Create scheduler.py:
import schedule
import time
from tracker import run_tracker
def job():
print("Running scheduled price check...")
run_tracker()
print("Done. Next run in 1 hour.")
# Schedule every hour at minute 0
schedule.every().hour.at(":00").do(job)
print("Price tracker scheduler started. Press Ctrl+C to stop.")
job() # run once immediately
while True:
schedule.run_pending()
time.sleep(60) # check every minute
Run with python scheduler.py. To run forever on a server, use systemd or a process manager like supervisor.
Step 9: Handle Multiple Products and Configuration
Move product list to a JSON config file config.json:
{
"products": [
{
"url": "http://books.toscrape.com/catalogue/a-light-in-the-attic_1000/index.html",
"target_price": 45.00
},
{
"url": "http://books.toscrape.com/catalogue/tipping-the-velvet_999/index.html",
"target_price": 30.00
}
],
"alert_recipient": "your@email.com"
}
Then load it:
import json
with open('config.json') as f:
config = json.load(f)
PRODUCTS = config['products']
Conclusion
With under 200 lines of Python code, you have yourself a complete ecommerce price tracker.

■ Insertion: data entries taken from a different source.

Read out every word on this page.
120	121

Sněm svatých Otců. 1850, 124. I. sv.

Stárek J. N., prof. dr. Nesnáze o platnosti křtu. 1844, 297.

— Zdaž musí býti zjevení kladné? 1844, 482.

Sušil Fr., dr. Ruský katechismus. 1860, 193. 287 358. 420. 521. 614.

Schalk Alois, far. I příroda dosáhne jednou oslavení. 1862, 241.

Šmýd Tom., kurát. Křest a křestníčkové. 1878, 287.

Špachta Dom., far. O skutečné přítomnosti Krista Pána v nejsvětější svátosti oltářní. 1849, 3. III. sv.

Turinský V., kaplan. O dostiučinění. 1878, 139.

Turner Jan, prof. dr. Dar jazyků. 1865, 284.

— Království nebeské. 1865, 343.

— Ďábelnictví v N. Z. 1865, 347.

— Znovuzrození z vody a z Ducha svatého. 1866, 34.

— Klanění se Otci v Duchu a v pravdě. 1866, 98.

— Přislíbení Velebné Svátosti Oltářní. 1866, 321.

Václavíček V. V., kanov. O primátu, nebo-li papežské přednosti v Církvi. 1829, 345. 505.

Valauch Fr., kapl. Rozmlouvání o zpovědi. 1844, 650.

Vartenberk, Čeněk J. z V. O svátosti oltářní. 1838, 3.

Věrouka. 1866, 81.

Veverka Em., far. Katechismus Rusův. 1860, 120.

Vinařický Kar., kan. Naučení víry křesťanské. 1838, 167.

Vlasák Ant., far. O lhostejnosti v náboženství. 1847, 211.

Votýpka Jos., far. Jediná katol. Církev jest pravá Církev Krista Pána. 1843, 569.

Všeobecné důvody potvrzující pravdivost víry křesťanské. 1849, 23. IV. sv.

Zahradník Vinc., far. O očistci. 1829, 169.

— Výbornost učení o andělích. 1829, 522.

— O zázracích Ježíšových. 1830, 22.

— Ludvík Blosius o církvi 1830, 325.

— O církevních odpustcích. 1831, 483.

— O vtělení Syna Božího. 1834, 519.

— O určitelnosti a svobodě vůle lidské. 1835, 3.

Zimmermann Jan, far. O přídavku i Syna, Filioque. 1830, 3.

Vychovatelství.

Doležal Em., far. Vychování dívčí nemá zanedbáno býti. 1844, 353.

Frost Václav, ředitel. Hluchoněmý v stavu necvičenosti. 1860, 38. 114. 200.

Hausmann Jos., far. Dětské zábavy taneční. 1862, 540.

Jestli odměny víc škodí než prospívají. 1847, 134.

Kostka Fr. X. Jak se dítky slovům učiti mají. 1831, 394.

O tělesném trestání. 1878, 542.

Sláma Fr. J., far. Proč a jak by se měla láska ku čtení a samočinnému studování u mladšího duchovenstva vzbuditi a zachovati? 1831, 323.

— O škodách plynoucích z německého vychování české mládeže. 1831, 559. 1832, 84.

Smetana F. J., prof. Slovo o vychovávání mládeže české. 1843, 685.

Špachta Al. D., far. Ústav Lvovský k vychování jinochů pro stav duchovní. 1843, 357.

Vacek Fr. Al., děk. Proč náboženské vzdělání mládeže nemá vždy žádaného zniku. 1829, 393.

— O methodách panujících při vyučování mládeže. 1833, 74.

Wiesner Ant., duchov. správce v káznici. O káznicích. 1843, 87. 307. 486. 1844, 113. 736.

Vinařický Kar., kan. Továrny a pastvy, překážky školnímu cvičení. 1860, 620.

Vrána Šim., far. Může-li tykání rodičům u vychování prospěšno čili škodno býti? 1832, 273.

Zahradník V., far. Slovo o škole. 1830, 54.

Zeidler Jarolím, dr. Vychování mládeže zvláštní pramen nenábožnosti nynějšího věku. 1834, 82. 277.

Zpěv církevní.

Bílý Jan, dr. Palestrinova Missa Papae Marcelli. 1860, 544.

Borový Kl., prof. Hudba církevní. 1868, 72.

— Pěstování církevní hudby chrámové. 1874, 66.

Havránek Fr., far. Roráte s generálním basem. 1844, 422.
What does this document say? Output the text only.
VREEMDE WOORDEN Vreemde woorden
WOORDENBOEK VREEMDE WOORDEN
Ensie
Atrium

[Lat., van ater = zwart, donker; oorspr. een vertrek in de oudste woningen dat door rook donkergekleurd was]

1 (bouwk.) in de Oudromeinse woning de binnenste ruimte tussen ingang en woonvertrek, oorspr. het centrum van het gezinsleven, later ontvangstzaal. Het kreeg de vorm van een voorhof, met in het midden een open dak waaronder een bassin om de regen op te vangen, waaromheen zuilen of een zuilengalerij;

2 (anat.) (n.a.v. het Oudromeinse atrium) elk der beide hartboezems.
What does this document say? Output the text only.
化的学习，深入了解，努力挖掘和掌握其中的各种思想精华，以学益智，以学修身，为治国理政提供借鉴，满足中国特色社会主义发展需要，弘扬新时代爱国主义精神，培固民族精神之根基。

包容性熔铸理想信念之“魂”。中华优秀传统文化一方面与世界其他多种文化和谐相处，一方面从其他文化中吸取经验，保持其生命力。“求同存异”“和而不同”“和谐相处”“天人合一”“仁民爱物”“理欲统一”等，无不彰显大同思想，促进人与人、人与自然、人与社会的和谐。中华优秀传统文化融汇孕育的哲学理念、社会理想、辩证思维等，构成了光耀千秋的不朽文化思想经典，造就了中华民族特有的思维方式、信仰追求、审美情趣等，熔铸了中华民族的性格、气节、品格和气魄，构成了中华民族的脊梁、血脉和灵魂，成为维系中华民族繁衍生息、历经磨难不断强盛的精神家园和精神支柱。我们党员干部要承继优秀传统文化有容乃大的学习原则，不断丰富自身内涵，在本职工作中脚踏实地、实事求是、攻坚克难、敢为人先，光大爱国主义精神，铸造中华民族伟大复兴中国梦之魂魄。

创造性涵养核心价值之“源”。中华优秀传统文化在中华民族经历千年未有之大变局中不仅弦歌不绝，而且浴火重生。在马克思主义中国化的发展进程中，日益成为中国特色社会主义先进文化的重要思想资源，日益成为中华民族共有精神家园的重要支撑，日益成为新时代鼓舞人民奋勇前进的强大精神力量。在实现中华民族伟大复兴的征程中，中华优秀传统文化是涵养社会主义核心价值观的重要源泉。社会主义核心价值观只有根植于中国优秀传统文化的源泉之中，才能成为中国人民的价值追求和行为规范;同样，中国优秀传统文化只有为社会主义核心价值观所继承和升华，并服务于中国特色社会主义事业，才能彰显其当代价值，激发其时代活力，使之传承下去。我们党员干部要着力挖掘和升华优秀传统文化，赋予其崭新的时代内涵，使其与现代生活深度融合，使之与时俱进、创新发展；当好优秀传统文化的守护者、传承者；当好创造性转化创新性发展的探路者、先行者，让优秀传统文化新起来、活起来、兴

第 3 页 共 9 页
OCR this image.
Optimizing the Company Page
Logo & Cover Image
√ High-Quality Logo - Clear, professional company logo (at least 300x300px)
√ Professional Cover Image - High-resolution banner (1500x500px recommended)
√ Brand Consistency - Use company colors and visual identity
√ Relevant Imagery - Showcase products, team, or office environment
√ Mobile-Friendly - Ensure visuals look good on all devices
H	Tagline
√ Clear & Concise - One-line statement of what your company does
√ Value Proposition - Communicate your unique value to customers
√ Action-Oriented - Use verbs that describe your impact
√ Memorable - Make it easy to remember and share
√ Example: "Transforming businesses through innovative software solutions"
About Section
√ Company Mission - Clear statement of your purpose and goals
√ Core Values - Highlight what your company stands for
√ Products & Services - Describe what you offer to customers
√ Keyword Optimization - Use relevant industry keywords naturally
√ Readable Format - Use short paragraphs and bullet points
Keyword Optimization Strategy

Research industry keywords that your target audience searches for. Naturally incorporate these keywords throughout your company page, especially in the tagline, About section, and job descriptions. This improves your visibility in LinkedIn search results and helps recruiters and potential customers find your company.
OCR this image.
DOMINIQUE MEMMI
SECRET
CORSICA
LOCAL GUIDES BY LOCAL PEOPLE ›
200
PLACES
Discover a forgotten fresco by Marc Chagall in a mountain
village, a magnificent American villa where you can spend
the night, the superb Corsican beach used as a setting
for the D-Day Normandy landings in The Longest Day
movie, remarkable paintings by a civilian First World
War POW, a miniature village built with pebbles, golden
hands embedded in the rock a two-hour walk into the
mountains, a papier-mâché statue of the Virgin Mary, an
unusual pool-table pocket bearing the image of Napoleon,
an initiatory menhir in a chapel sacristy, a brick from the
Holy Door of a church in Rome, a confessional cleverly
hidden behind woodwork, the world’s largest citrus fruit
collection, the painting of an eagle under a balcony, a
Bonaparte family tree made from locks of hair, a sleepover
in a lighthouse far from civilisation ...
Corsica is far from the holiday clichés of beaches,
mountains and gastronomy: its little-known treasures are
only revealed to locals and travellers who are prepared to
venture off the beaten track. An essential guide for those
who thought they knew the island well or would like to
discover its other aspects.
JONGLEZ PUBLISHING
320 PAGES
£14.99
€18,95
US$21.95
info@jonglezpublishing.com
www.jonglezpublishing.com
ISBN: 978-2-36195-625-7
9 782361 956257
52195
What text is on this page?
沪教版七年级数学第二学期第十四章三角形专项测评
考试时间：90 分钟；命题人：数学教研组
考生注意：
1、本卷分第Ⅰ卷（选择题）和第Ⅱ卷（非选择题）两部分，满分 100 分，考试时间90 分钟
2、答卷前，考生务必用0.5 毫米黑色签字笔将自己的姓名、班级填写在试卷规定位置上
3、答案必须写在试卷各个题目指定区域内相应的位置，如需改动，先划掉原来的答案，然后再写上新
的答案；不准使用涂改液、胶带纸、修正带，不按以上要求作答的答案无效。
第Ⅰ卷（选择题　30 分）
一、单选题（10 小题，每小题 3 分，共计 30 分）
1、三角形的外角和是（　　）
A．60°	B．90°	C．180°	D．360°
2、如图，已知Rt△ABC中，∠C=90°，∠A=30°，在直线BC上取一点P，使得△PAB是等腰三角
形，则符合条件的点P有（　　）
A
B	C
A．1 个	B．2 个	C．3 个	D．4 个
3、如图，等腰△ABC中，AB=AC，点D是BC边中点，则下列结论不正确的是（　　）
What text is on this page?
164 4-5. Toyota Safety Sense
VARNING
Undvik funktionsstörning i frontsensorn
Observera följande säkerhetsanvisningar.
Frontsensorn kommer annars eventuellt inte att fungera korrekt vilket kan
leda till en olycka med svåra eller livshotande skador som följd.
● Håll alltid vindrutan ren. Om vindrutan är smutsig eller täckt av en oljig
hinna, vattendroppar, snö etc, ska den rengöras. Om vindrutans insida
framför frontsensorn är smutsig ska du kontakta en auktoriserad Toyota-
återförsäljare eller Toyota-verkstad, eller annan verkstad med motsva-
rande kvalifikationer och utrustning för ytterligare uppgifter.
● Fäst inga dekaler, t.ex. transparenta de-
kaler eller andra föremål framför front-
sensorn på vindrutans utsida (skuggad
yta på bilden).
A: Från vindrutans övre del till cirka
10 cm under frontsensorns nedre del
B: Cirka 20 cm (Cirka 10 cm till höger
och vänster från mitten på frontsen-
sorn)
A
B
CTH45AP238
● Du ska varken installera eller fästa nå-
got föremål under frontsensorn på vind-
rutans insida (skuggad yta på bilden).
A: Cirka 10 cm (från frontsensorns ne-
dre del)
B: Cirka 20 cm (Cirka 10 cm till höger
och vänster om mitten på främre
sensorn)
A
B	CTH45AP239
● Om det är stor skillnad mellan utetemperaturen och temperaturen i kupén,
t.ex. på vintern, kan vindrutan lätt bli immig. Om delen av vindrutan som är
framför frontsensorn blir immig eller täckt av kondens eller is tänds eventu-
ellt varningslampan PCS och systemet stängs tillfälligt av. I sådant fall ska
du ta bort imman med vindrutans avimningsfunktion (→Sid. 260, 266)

It has the capacity to scrape product prices, detect drops and rises, store historical price data, and initiate email alerts.
This foundational development can e used to create any type of tracker – from stock price trackers to concert ticket availability trackers.
When developing a price tracker, ensure you structure your code for maintainability while adhering to the site’s terms and conditions.
Next steps to improve this price tracker:
Include a web dashboard using Flask or FastAPI to visualize price history charts.
Integrate with Selenium to handle JavaScript-heavy sites like Zillow or Nike.
Deploy to a VPS and run the scheduler 24/7.
Add additional options for notifications – Slack, Discord, or Telegram.